Terkejut, Sheila membungkuk ke pintu kereta bianglala, melepaskan boneka gajahnya sehingga jatuh ke tanah, tepat di sosok mayat yang terlihat seperti Yeyen. Tatapannya menghunjam ke polisi yang memegang pistol. "Kamu menembak adikku!"
"Maaf, nona, tapi itu bukan adikmu lagi!" polisi balas berteriak. "Dia akan membunuh dan memakan kalian berdua!"

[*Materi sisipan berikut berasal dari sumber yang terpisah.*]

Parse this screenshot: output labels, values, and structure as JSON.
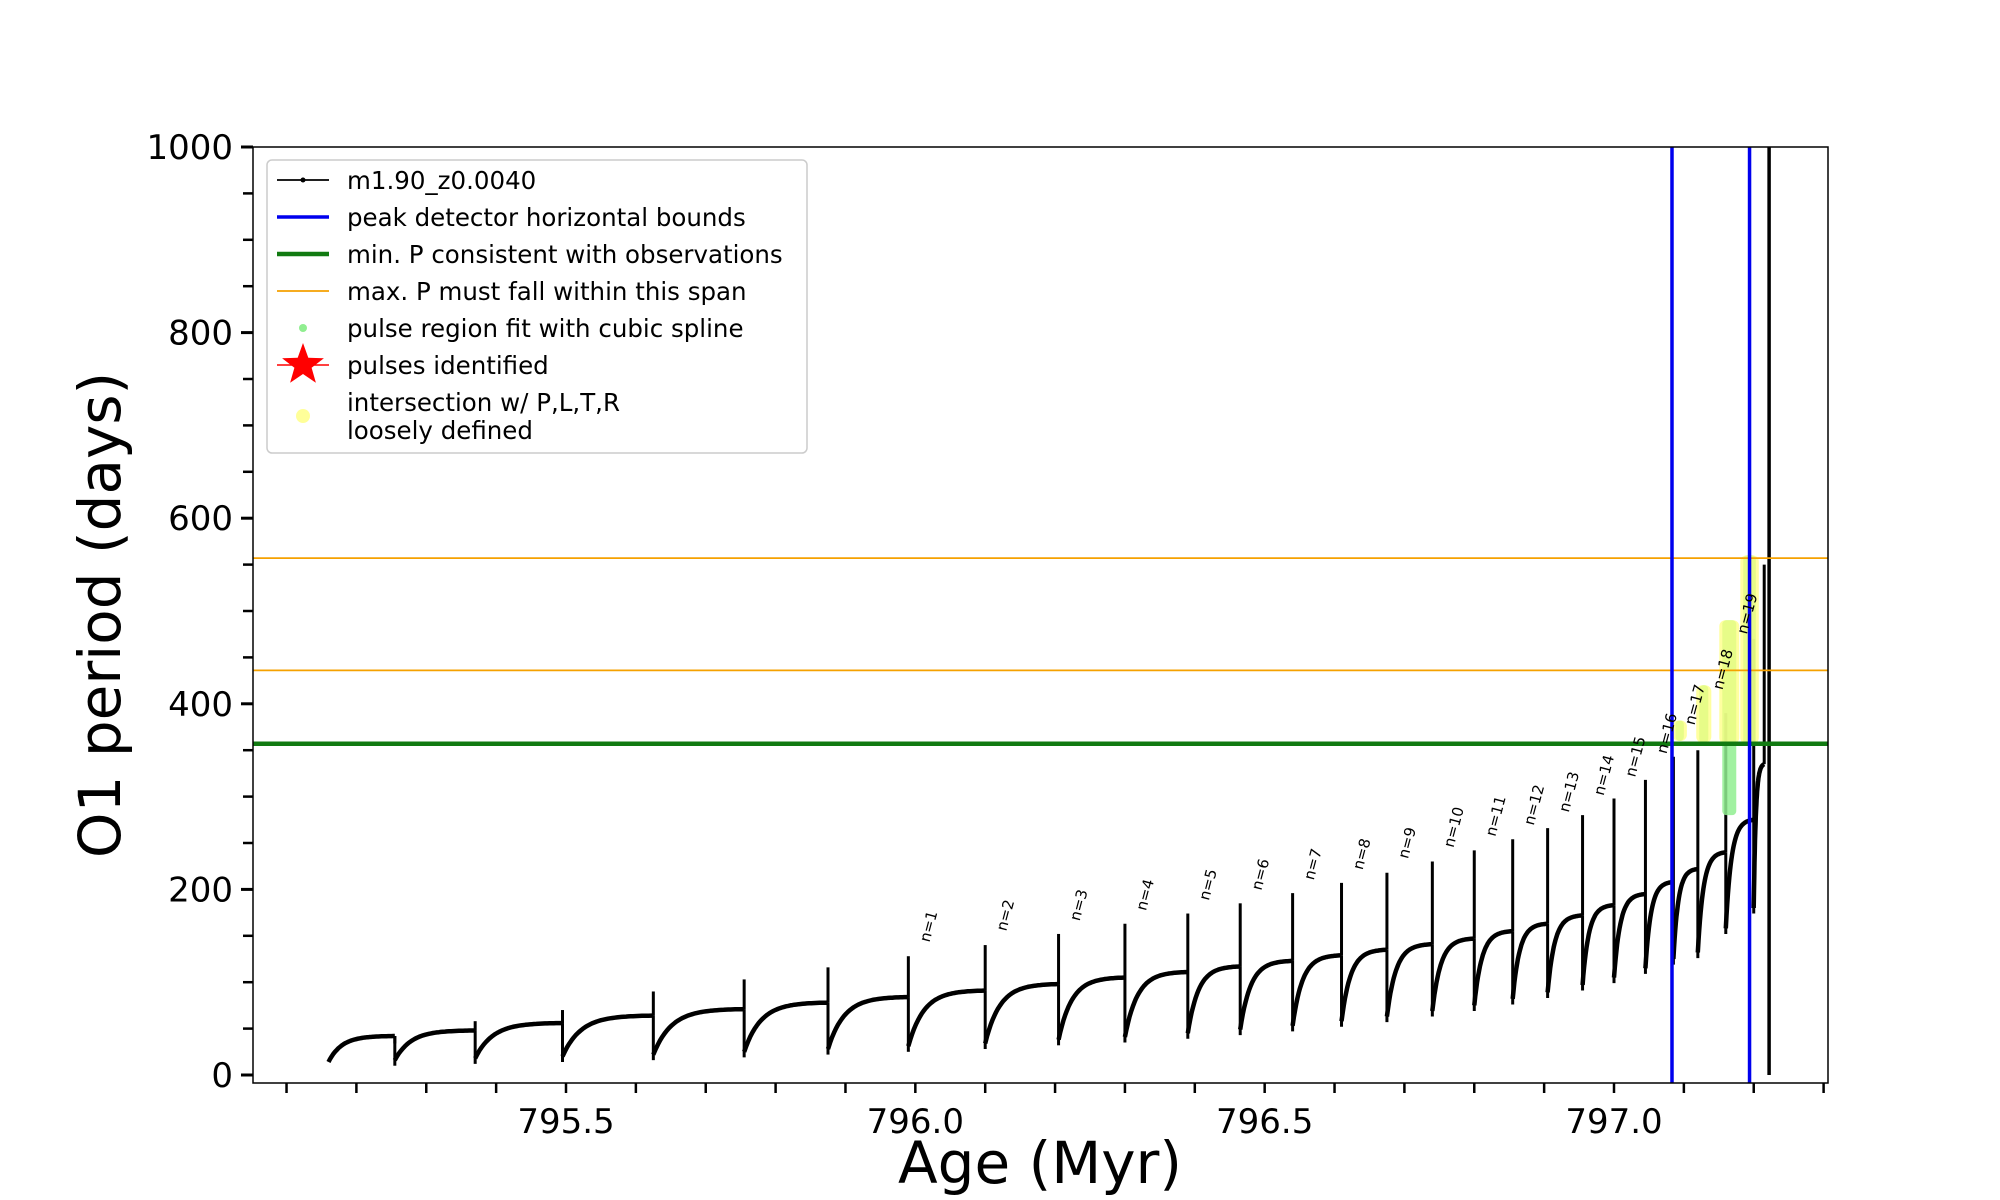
{
  "chart_data": {
    "type": "line",
    "xlabel": "Age (Myr)",
    "ylabel": "O1 period (days)",
    "xlim": [
      795.05,
      797.32
    ],
    "ylim": [
      -10,
      1000
    ],
    "x_ticks": [
      795.5,
      796.0,
      796.5,
      797.0
    ],
    "x_tick_labels": [
      "795.5",
      "796.0",
      "796.5",
      "797.0"
    ],
    "y_ticks": [
      0,
      200,
      400,
      600,
      800,
      1000
    ],
    "y_tick_labels": [
      "0",
      "200",
      "400",
      "600",
      "800",
      "1000"
    ],
    "grid": false,
    "legend_placement": "top-left",
    "legend": [
      {
        "label": "m1.90_z0.0040",
        "kind": "line-marker",
        "color": "#000000"
      },
      {
        "label": "peak detector horizontal bounds",
        "kind": "line",
        "color": "#0000ee"
      },
      {
        "label": "min. P consistent with observations",
        "kind": "thick-line",
        "color": "#117a11"
      },
      {
        "label": "max. P must fall within this span",
        "kind": "thin-line",
        "color": "#f5a100"
      },
      {
        "label": "pulse region fit with cubic spline",
        "kind": "dot",
        "color": "#90ee90"
      },
      {
        "label": "pulses identified",
        "kind": "star",
        "color": "#ff0000"
      },
      {
        "label": "intersection w/ P,L,T,R",
        "label2": "loosely defined",
        "kind": "dot",
        "color": "#ffff99"
      }
    ],
    "series": [
      {
        "name": "m1.90_z0.0040",
        "color": "#000000",
        "pulses": [
          {
            "start": 795.16,
            "end": 795.255,
            "base": 14,
            "peak": 42,
            "spike": 34
          },
          {
            "start": 795.255,
            "end": 795.37,
            "base": 16,
            "peak": 48,
            "spike": 58
          },
          {
            "start": 795.37,
            "end": 795.495,
            "base": 18,
            "peak": 56,
            "spike": 70
          },
          {
            "start": 795.495,
            "end": 795.625,
            "base": 20,
            "peak": 64,
            "spike": 90
          },
          {
            "start": 795.625,
            "end": 795.755,
            "base": 22,
            "peak": 71,
            "spike": 103
          },
          {
            "start": 795.755,
            "end": 795.875,
            "base": 25,
            "peak": 78,
            "spike": 116
          },
          {
            "start": 795.875,
            "end": 795.99,
            "base": 28,
            "peak": 84,
            "spike": 128
          },
          {
            "start": 795.99,
            "end": 796.1,
            "base": 31,
            "peak": 91,
            "spike": 140
          },
          {
            "start": 796.1,
            "end": 796.205,
            "base": 34,
            "peak": 98,
            "spike": 152
          },
          {
            "start": 796.205,
            "end": 796.3,
            "base": 38,
            "peak": 105,
            "spike": 163
          },
          {
            "start": 796.3,
            "end": 796.39,
            "base": 41,
            "peak": 111,
            "spike": 174
          },
          {
            "start": 796.39,
            "end": 796.465,
            "base": 45,
            "peak": 117,
            "spike": 185
          },
          {
            "start": 796.465,
            "end": 796.54,
            "base": 49,
            "peak": 123,
            "spike": 196
          },
          {
            "start": 796.54,
            "end": 796.61,
            "base": 53,
            "peak": 129,
            "spike": 207
          },
          {
            "start": 796.61,
            "end": 796.675,
            "base": 58,
            "peak": 135,
            "spike": 218
          },
          {
            "start": 796.675,
            "end": 796.74,
            "base": 63,
            "peak": 141,
            "spike": 230
          },
          {
            "start": 796.74,
            "end": 796.8,
            "base": 69,
            "peak": 147,
            "spike": 242
          },
          {
            "start": 796.8,
            "end": 796.855,
            "base": 75,
            "peak": 155,
            "spike": 254
          },
          {
            "start": 796.855,
            "end": 796.905,
            "base": 82,
            "peak": 163,
            "spike": 266
          },
          {
            "start": 796.905,
            "end": 796.955,
            "base": 89,
            "peak": 172,
            "spike": 280
          },
          {
            "start": 796.955,
            "end": 797.0,
            "base": 97,
            "peak": 183,
            "spike": 298
          },
          {
            "start": 797.0,
            "end": 797.045,
            "base": 105,
            "peak": 195,
            "spike": 318
          },
          {
            "start": 797.045,
            "end": 797.085,
            "base": 115,
            "peak": 208,
            "spike": 343
          },
          {
            "start": 797.085,
            "end": 797.12,
            "base": 125,
            "peak": 222,
            "spike": 350
          },
          {
            "start": 797.12,
            "end": 797.16,
            "base": 132,
            "peak": 240,
            "spike": 390
          },
          {
            "start": 797.16,
            "end": 797.2,
            "base": 158,
            "peak": 275,
            "spike": 470
          },
          {
            "start": 797.2,
            "end": 797.215,
            "base": 180,
            "peak": 335,
            "spike": 550
          }
        ],
        "final_spike": {
          "x": 797.222,
          "y_min": 0,
          "y_max": 1000
        }
      }
    ],
    "hlines": [
      {
        "name": "min. P consistent with observations",
        "y": 357,
        "color": "#117a11"
      },
      {
        "name": "max. P must fall within this span (lower)",
        "y": 436,
        "color": "#f5a100"
      },
      {
        "name": "max. P must fall within this span (upper)",
        "y": 557,
        "color": "#f5a100"
      }
    ],
    "vlines": [
      {
        "name": "peak detector horizontal bounds (left)",
        "x": 797.083,
        "color": "#0000ee"
      },
      {
        "name": "peak detector horizontal bounds (right)",
        "x": 797.194,
        "color": "#0000ee"
      }
    ],
    "spline_regions": [
      {
        "x_start": 797.088,
        "x_end": 797.1,
        "y_min": 360,
        "y_max": 382
      },
      {
        "x_start": 797.122,
        "x_end": 797.135,
        "y_min": 358,
        "y_max": 420
      },
      {
        "x_start": 797.155,
        "x_end": 797.175,
        "y_min": 280,
        "y_max": 490
      },
      {
        "x_start": 797.185,
        "x_end": 797.203,
        "y_min": 355,
        "y_max": 560
      }
    ],
    "pulse_labels": [
      {
        "text": "n=1",
        "x": 796.0,
        "y": 138
      },
      {
        "text": "n=2",
        "x": 796.11,
        "y": 150
      },
      {
        "text": "n=3",
        "x": 796.215,
        "y": 161
      },
      {
        "text": "n=4",
        "x": 796.31,
        "y": 172
      },
      {
        "text": "n=5",
        "x": 796.4,
        "y": 183
      },
      {
        "text": "n=6",
        "x": 796.475,
        "y": 194
      },
      {
        "text": "n=7",
        "x": 796.55,
        "y": 205
      },
      {
        "text": "n=8",
        "x": 796.62,
        "y": 216
      },
      {
        "text": "n=9",
        "x": 796.685,
        "y": 228
      },
      {
        "text": "n=10",
        "x": 796.75,
        "y": 240
      },
      {
        "text": "n=11",
        "x": 796.81,
        "y": 252
      },
      {
        "text": "n=12",
        "x": 796.865,
        "y": 264
      },
      {
        "text": "n=13",
        "x": 796.915,
        "y": 278
      },
      {
        "text": "n=14",
        "x": 796.965,
        "y": 296
      },
      {
        "text": "n=15",
        "x": 797.01,
        "y": 316
      },
      {
        "text": "n=16",
        "x": 797.055,
        "y": 341
      },
      {
        "text": "n=17",
        "x": 797.095,
        "y": 372
      },
      {
        "text": "n=18",
        "x": 797.135,
        "y": 410
      },
      {
        "text": "n=19",
        "x": 797.17,
        "y": 470
      }
    ]
  }
}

Lebih banyak dari kelompok yang kerasukan bergerak ke arah kami. Jantungku berdegup kencang. Aku mengepalkan tinjuku, siap untuk menjatuhkan apa pun yang menghalangi jalanku. Menyelipkan kakiku melewati palang, bersiap untuk melompat keluar dari kereta dan melawan ketika salah satu polisi meraba-raba kendali wahana tersebut.
Kami naik dengan sentakan keras. Aku jatuh kembali ke pelukan Sheila, dan kami terangkat sekitar dua meter di udara.
Makhluk-makhluk itu menerjang kami, menggoyang-goyangkan bagian bawah kereta begitu keras hingga kami hampir terjatuh. Sheila menempel padaku dengan cengkeraman yang menyesakkan dada. Kelompok itu melanjutkan nyanyian parau mereka, dan aku bersumpah aku terjebak dalam semacam mimpi buruk resolusi tinggi.
"Apakah mereka itu?" Sheila berteriak di telingaku. "Apa yang sedang terjadi? Apa yang terjadi pada Yeyen? Kenapa dia... dia jadi seperti itu?"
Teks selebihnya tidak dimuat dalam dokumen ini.